Hedging big overnight moves?

Quote from heech:

That's not at all right, actually. I expect this position to be a loser, on average.

This is only one leg of a larger strategy. I'm thinking of using this straddle as a hedge for other positions I'm holding, positions that are hurt by large overnight moves.

So, I'm not expecting to use this leg for returns... it's something that's negatively correlated/contrary to the rest of my strategy, help dampen the volatility.

gotcha,

balancing out the book?
 
This is only one leg of a larger strategy. I'm thinking of using this straddle as a hedge for other positions I'm holding, positions that are hurt by large overnight moves.

So, I'm not expecting to use this leg for returns... it's something that's negatively correlated/contrary to the rest of my strategy, help dampen the volatility.
I get what you;'re trying to do. FWIW, I trade pairs heavily (long stock against short stock). In broad strokes, it's a similar idea. The advantage to stock over options is that there's so much less slippage and no hassle with lower delta. But this is about you...

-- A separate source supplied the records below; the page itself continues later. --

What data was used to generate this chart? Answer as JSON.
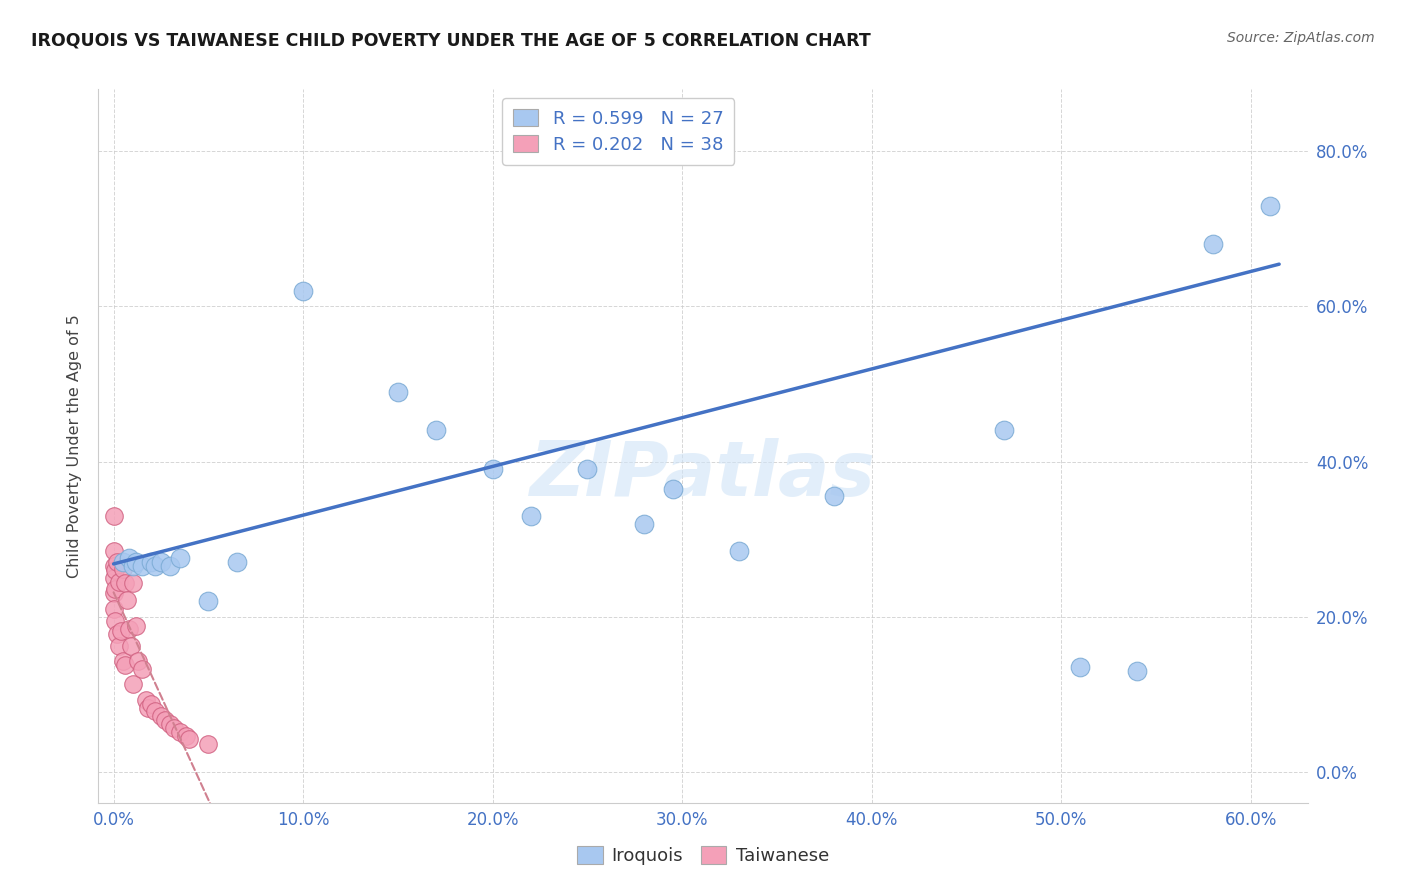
{
  "title": "IROQUOIS VS TAIWANESE CHILD POVERTY UNDER THE AGE OF 5 CORRELATION CHART",
  "source": "Source: ZipAtlas.com",
  "ylabel_label": "Child Poverty Under the Age of 5",
  "watermark": "ZIPatlas",
  "iroquois_color": "#a8c8f0",
  "iroquois_edge": "#7aaad4",
  "taiwanese_color": "#f4a0b8",
  "taiwanese_edge": "#d06080",
  "trend_iroquois": "#4472c4",
  "trend_taiwanese": "#d08090",
  "R_iroquois": 0.599,
  "N_iroquois": 27,
  "R_taiwanese": 0.202,
  "N_taiwanese": 38,
  "xlim": [
    -0.008,
    0.63
  ],
  "ylim": [
    -0.04,
    0.88
  ],
  "xticks": [
    0.0,
    0.1,
    0.2,
    0.3,
    0.4,
    0.5,
    0.6
  ],
  "yticks": [
    0.0,
    0.2,
    0.4,
    0.6,
    0.8
  ],
  "iroquois_x": [
    0.005,
    0.008,
    0.01,
    0.012,
    0.015,
    0.02,
    0.022,
    0.025,
    0.03,
    0.035,
    0.05,
    0.065,
    0.1,
    0.15,
    0.17,
    0.2,
    0.22,
    0.25,
    0.28,
    0.295,
    0.33,
    0.38,
    0.47,
    0.51,
    0.54,
    0.58,
    0.61
  ],
  "iroquois_y": [
    0.27,
    0.275,
    0.265,
    0.27,
    0.265,
    0.27,
    0.265,
    0.27,
    0.265,
    0.275,
    0.22,
    0.27,
    0.62,
    0.49,
    0.44,
    0.39,
    0.33,
    0.39,
    0.32,
    0.365,
    0.285,
    0.355,
    0.44,
    0.135,
    0.13,
    0.68,
    0.73
  ],
  "taiwanese_x": [
    0.0,
    0.0,
    0.0,
    0.0,
    0.0,
    0.0,
    0.001,
    0.001,
    0.001,
    0.002,
    0.002,
    0.003,
    0.003,
    0.004,
    0.005,
    0.005,
    0.006,
    0.006,
    0.007,
    0.008,
    0.009,
    0.01,
    0.01,
    0.012,
    0.013,
    0.015,
    0.017,
    0.018,
    0.02,
    0.022,
    0.025,
    0.027,
    0.03,
    0.032,
    0.035,
    0.038,
    0.04,
    0.05
  ],
  "taiwanese_y": [
    0.33,
    0.285,
    0.265,
    0.25,
    0.23,
    0.21,
    0.26,
    0.235,
    0.195,
    0.27,
    0.178,
    0.245,
    0.162,
    0.182,
    0.262,
    0.143,
    0.243,
    0.138,
    0.222,
    0.184,
    0.162,
    0.243,
    0.113,
    0.188,
    0.143,
    0.132,
    0.093,
    0.082,
    0.087,
    0.078,
    0.072,
    0.067,
    0.062,
    0.056,
    0.051,
    0.046,
    0.042,
    0.036
  ]
}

I'm laboring the point but... I'd suggest that you look for a strangle that might be more OTM and just keep in in place as catastrophic insurance. Accept a somewhat wider loss range and save a bundle on daily in/out trading.

One of the things that I do is to shift my hedge bias during the day. If I feel the legs are going up, I add to the long side or reduce the short side, never getting too far from neutral (and vice versa if they're going down)... flattening out to neutral by the end of the day. The idea is to try to trade within the trade rather than add another losing side to it.